Josh Pacini

Thrilled to share that Manuel Tran is joining Valinor! Manuel joins us from Roche and TUM, where he spent his time as an ML scientist building generative models for various modalities like histopathology, transcriptomics, and proteomics. Among others, Manuel led the development of three models that are worth calling out: LoReTTa is a self-supervised pre-training algorithm that enables a single multimodal transformer to operate across heterogeneous data types — images, text, audio, genomics, transcriptomics, and proteomics — even when the training data never contained all modality combinations simultaneously. This is a critical bottleneck in healthcare, where complete multi-modal patient records are rarely available. Validated on cancer molecular data from 7,030 TCGA patients, it outperformed GPT, BERT, and CLIP on survival prediction across all modality combinations, including those entirely absent from training. HistoGPT is a vision-language model for dermatopathology report generation that operates on full gigapixel WSIs rather than the ≤1024px patches earlier generative models were limited to. It couples a pathology vision encoder to BioGPT via Flamingo-style gated cross-attention, keeping the backbone frozen and training only the XATTN blocks. It does zero-shot tumor subtype/thickness/margin prediction and exposes gradient×attention saliency maps that localize each generated token back to tissue. Phoenix is the more recent and ambitious model: single-cell spatial transcriptomics predicted from H&E via latent flow matching.
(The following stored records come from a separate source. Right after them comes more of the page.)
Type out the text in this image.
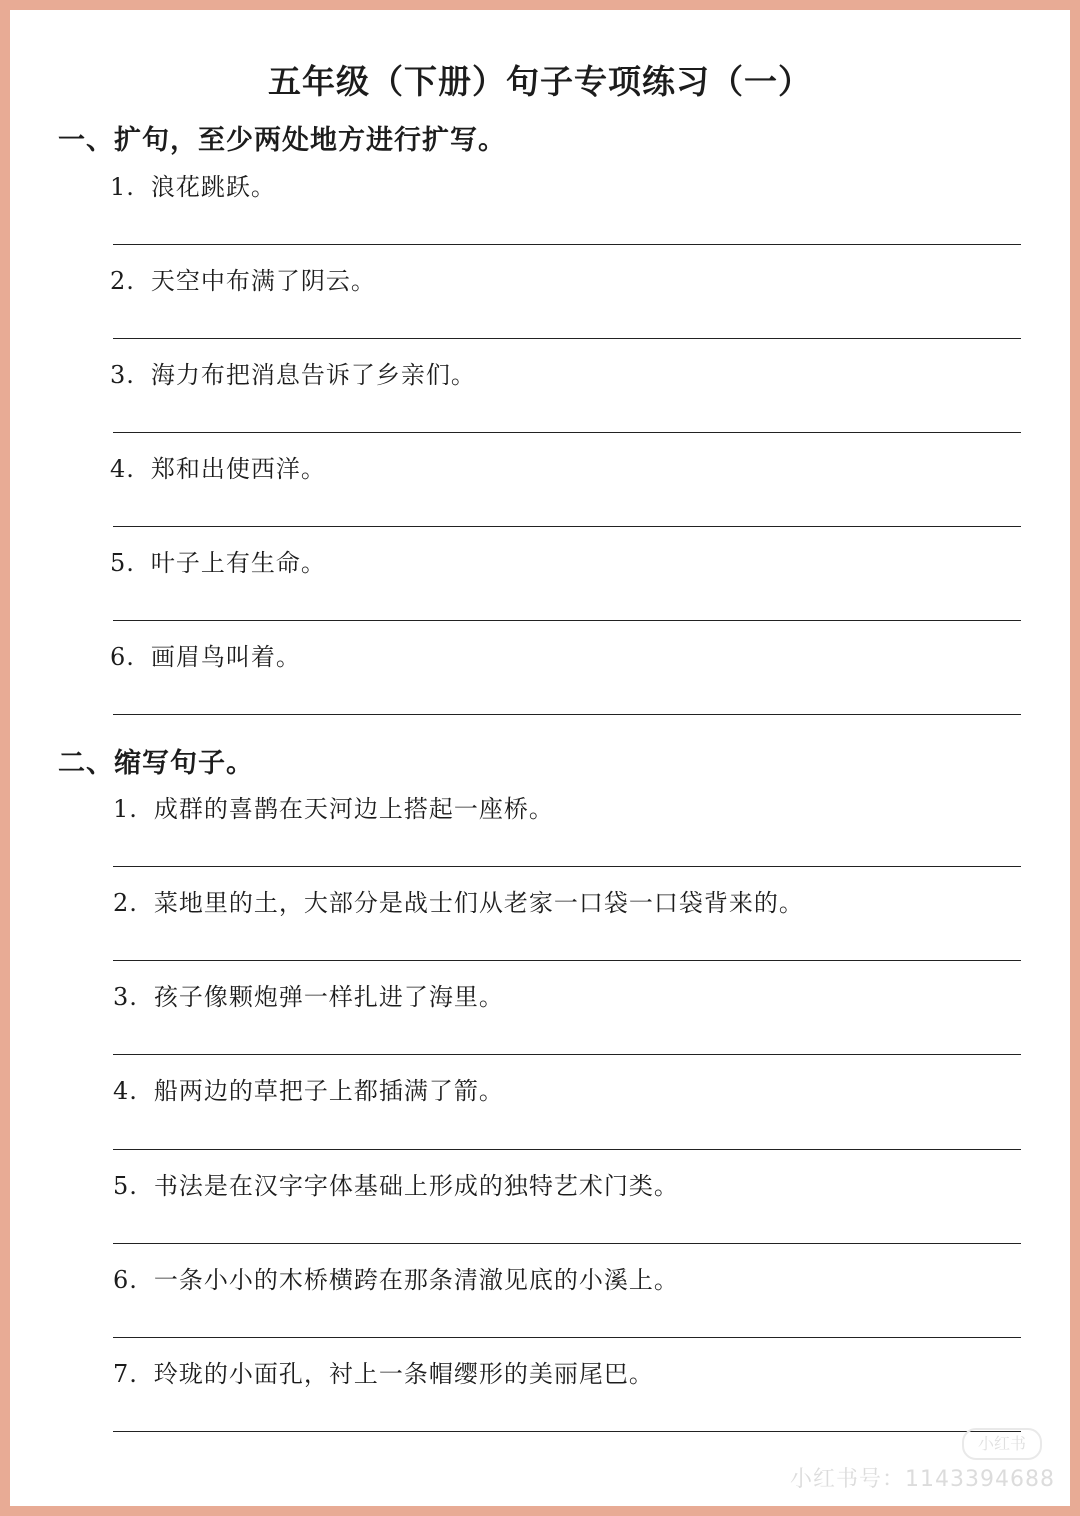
五年级（下册）句子专项练习（一）
一、扩句，至少两处地方进行扩写。
1. 浪花跳跃。
2. 天空中布满了阴云。
3. 海力布把消息告诉了乡亲们。
4. 郑和出使西洋。
5. 叶子上有生命。
6. 画眉鸟叫着。
二、缩写句子。
1. 成群的喜鹊在天河边上搭起一座桥。
2. 菜地里的土，大部分是战士们从老家一口袋一口袋背来的。
3. 孩子像颗炮弹一样扎进了海里。
4. 船两边的草把子上都插满了箭。
5. 书法是在汉字字体基础上形成的独特艺术门类。
6. 一条小小的木桥横跨在那条清澈见底的小溪上。
7. 玲珑的小面孔，衬上一条帽缨形的美丽尾巴。
小红书
小红书号：1143394688
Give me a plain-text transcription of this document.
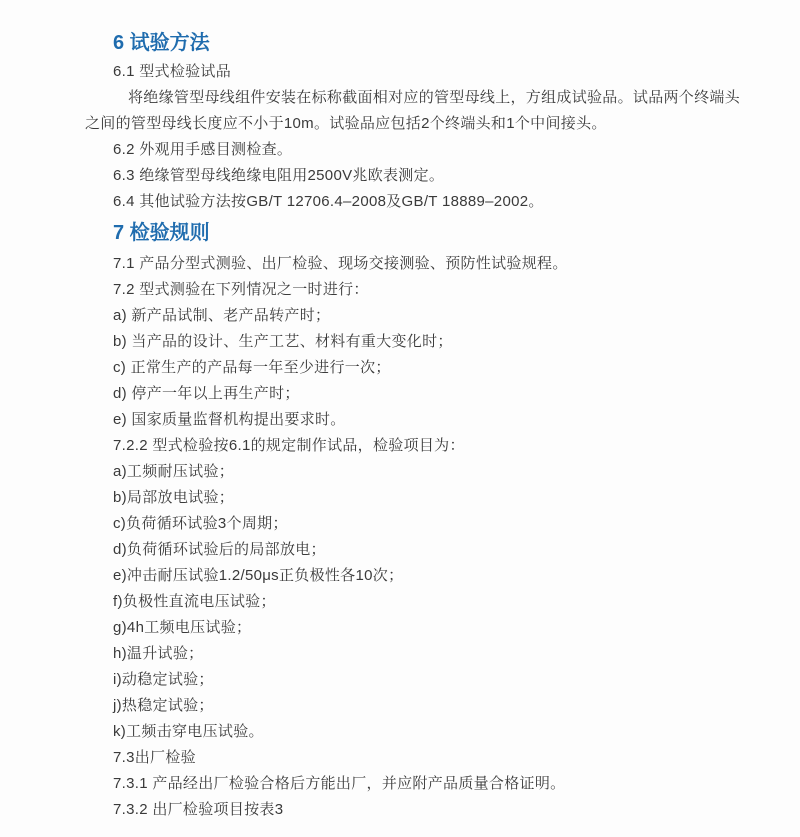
6 试验方法
6.1 型式检验试品
将绝缘管型母线组件安装在标称截面相对应的管型母线上，方组成试验品。试品两个终端头
之间的管型母线长度应不小于10m。试验品应包括2个终端头和1个中间接头。
6.2 外观用手感目测检查。
6.3 绝缘管型母线绝缘电阻用2500V兆欧表测定。
6.4 其他试验方法按GB/T 12706.4–2008及GB/T 18889–2002。
7 检验规则
7.1 产品分型式测验、出厂检验、现场交接测验、预防性试验规程。
7.2 型式测验在下列情况之一时进行：
a) 新产品试制、老产品转产时；
b) 当产品的设计、生产工艺、材料有重大变化时；
c) 正常生产的产品每一年至少进行一次；
d) 停产一年以上再生产时；
e) 国家质量监督机构提出要求时。
7.2.2 型式检验按6.1的规定制作试品，检验项目为：
a)工频耐压试验；
b)局部放电试验；
c)负荷循环试验3个周期；
d)负荷循环试验后的局部放电；
e)冲击耐压试验1.2/50μs正负极性各10次；
f)负极性直流电压试验；
g)4h工频电压试验；
h)温升试验；
i)动稳定试验；
j)热稳定试验；
k)工频击穿电压试验。
7.3出厂检验
7.3.1 产品经出厂检验合格后方能出厂，并应附产品质量合格证明。
7.3.2 出厂检验项目按表3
It’s a 1.2B-parameter conditional flow-matching transformer (DiT-style, with an MLP-Mixer autoencoder for the gene latent) conditioned on pathology foundation model image features, trained on 22.2M Xenium cell-image/expression pairs. The notable result is generalization: with cohort-level train/test splits, it transfers zero-shot to unseen organs and tissues and improves Spearman correlation by 35–173% over baselines that otherwise collapse to the mean. It scales to a 9,544-patient TCGA atlas and fine-tunes cleanly to sarcoma and mouse PDAC. Manuel’s deep expertise in pathology foundation models, generative architectures, and getting models to actually generalize across the messy reality of clinical data will be critical as we scale our multimodal virtual patient models.